For the design of the new local pub, Leopold Banchini uses a ten-metre long wooden bar as the central element of the space. This bar acts as a counter, kitchen bench and dining table. Both the bar and the furniture surrounding it are inspired by rustic and vernacular carpentry, they are built from a single oak tree, displaying the bark and cracks of the centuries-old tree.
The bespoke stools and lamps are also created from the same oak wood, combining the wood with the use of Japanese hemp fibre, hand-cast Italian glass, volcanic stone and oxidised brass. Through the use of different materials an eclectic mix of cultural references is shown, combining Italian grotesque, Japanese wabi-sabi and English medieval renaissance.

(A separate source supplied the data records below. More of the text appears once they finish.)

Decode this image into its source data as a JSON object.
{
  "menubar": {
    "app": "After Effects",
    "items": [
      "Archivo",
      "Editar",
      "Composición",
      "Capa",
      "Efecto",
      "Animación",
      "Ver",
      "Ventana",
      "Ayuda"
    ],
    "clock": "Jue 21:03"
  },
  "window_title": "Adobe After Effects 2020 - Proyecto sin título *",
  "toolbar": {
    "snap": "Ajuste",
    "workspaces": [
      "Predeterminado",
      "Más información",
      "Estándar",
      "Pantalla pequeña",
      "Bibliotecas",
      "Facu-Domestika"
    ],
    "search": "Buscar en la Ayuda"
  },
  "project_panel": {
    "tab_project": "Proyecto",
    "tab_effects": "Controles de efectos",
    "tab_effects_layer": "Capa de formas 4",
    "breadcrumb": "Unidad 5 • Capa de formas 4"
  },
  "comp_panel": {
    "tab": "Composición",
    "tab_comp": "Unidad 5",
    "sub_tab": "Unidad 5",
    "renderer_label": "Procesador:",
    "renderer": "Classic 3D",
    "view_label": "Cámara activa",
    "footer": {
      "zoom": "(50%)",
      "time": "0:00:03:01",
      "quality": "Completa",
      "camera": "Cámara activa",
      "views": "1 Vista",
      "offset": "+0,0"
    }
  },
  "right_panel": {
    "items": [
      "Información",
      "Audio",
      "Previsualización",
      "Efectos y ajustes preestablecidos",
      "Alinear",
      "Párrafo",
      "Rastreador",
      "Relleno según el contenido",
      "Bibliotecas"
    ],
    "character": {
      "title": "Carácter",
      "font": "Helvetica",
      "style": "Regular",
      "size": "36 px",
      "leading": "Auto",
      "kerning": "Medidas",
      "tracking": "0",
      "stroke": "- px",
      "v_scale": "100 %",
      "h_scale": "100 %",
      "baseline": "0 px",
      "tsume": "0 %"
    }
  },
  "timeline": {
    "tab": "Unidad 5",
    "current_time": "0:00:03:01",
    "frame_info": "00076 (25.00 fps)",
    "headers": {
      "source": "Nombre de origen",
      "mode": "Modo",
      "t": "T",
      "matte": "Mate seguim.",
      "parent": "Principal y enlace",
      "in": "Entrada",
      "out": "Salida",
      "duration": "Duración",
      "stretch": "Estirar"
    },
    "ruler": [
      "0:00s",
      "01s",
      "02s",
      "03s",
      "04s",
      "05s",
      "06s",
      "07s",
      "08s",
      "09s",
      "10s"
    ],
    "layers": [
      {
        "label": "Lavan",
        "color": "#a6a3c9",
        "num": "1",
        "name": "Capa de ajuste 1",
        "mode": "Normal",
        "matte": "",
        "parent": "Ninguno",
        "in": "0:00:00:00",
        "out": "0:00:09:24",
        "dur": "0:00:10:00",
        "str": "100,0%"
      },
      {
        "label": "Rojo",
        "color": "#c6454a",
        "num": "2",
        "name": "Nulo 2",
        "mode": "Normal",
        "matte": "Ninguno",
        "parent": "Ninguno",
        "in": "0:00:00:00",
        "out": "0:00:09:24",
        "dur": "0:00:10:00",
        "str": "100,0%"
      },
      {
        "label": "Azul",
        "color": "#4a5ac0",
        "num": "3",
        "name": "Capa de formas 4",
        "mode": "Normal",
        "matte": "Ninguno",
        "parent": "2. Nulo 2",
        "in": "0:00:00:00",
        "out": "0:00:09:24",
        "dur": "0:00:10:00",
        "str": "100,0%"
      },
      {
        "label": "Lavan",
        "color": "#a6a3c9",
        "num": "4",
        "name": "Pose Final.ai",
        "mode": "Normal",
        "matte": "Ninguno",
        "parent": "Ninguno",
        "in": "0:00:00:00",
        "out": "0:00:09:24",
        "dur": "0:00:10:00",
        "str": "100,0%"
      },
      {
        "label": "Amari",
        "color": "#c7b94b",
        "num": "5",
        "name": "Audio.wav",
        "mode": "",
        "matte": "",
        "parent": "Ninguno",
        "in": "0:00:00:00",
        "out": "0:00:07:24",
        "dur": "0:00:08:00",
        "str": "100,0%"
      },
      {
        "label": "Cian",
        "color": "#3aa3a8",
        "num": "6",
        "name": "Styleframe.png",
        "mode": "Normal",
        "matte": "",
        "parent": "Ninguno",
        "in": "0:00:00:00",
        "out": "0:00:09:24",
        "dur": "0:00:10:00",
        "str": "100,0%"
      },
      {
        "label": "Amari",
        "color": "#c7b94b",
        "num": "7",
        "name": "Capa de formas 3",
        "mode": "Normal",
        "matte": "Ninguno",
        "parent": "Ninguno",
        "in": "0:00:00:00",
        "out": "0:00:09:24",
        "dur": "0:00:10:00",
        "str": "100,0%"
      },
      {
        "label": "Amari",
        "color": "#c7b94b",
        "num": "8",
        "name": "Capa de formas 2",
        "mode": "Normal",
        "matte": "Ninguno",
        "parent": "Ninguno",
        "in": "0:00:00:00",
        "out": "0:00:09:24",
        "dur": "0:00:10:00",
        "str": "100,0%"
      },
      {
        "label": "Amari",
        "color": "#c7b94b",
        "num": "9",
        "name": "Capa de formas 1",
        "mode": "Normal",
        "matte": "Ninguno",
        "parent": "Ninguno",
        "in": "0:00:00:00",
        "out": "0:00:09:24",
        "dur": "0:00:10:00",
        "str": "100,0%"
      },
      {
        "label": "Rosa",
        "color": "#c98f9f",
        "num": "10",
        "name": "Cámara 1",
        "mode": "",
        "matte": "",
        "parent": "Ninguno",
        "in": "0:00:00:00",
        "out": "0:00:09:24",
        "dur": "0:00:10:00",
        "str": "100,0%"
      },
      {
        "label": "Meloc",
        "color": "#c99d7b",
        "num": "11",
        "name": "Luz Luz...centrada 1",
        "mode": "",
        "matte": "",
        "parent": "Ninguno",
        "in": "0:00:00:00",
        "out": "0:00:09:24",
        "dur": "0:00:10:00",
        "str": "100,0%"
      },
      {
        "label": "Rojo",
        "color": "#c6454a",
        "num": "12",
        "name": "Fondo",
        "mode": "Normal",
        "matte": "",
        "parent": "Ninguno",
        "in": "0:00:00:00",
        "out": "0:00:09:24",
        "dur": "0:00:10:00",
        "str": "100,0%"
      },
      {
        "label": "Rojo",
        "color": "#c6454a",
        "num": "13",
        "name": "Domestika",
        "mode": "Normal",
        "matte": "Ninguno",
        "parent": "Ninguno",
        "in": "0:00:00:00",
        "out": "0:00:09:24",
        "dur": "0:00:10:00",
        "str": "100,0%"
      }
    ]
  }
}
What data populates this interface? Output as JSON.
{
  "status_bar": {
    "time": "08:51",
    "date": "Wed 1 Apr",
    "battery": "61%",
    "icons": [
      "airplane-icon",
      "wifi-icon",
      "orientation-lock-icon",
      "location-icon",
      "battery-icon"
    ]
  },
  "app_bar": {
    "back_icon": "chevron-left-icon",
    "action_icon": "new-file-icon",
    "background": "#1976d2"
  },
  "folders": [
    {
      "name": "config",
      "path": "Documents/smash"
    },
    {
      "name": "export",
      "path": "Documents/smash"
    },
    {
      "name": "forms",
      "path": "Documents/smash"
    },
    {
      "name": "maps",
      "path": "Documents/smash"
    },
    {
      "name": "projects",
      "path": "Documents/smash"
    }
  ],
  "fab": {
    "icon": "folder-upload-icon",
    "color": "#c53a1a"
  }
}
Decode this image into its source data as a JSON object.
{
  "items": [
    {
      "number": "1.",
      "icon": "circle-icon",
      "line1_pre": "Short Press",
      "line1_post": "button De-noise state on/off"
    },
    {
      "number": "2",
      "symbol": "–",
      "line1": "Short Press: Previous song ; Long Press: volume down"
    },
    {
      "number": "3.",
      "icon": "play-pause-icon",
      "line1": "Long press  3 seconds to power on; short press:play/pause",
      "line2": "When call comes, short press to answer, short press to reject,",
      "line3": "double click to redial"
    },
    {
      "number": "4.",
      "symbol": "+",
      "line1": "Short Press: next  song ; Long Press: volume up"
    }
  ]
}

The interior surfaces are clad using local know-how. The ceiling is covered in a hand-textured lime plaster, the existing walls are painted with lime and antique plaster, the floor is made from a mixture of earth, straw and clay with a coating of natural linseed oil, following the example of early country pubs. The interior decoration was assisted by artist Lucy Stein, who painted a love for curtains, inspired by British folklore and mythology.
Goodbye Horses Pub by Leopold Banchini. Photograph by Rory Gardiner.
Project description by Leopold Banchini
Relations between Mingei, Japanese Folk Art movements, and English Arts and Crafts have been discussed extensively. Although William Morris’s influence on Yanagi’s theory is obvious in its criticism of wage labor relations and for-profit mass production, the Japanese movement insisted on distancing itself from western influences to promoted a unique local identity. Modernist critics argued that Mingei was a sort of reversed orientalism with a romanticized take on traditional means of production. But it is also clear that Japanese Folk Art had, in return, a tremendous influence on modernist designers such as Charlotte Perriand.
Both movements were born in times of rapid industrialization and were used to promote tragic nationalism. How could they translate to a time of globalized capitalism where the uncredited and stateless visuals on our Instagram feeds have become our cultural identity? Taking a contemporary stand on a long lasting regional tradition, Goodbye Horses is a local pub in a residential neighborhood of a multicultural metropolis. Ambiguous reflections on local crafts, natural materials, cultural heritage and cross-cultural influences are at the core of the project development.
The ten meters long timber bar, laying unconventionally low, is the central element of the space and acts as a counter, a kitchen bench, a dining table. Somehow inspired by rustic and vernacular joinery, the bar and surrounding custom made furniture are entirely built out of one single large oak tree. Each part of the trunk is carefully used, revealing the veins, the bark and the cracks of this century-old giant. The bespoke stools and lights are created with the same solid oak combined with Japanese hemp fiber paper, hand casted Italian glass, volcanic stone and oxidized brass. Italian grotesque and Japanese wabi-sabi casually meet English medieval revival in an eclectic mixture of assumed cultural references.
The surfaces of the old brick building are lined using local know-how. While the existing walls are painted with limewash and old-fashion roughcast, the ceiling is covered by a hand-textured lime plaster. The beaten earth floor, commonly used in the early days of countryside pubs, is made of a mix of soil, straw and clay with a natural linseed oil coating. Reclaimed Yorkstone slabs are used in the garden and floor area with heavy traffic. Artist Lucy Stein hand-painted the large hessian curtains embracing the space. Inspired by British folklore and mythology, the natural stain on the fabric filters the light entering the pub as stained glass windows in the past. Her evocative and radically contemporary motifs might best express the contradicting but fascinating relation between globalized issues and the local discourse praised by Morris two centuries ago.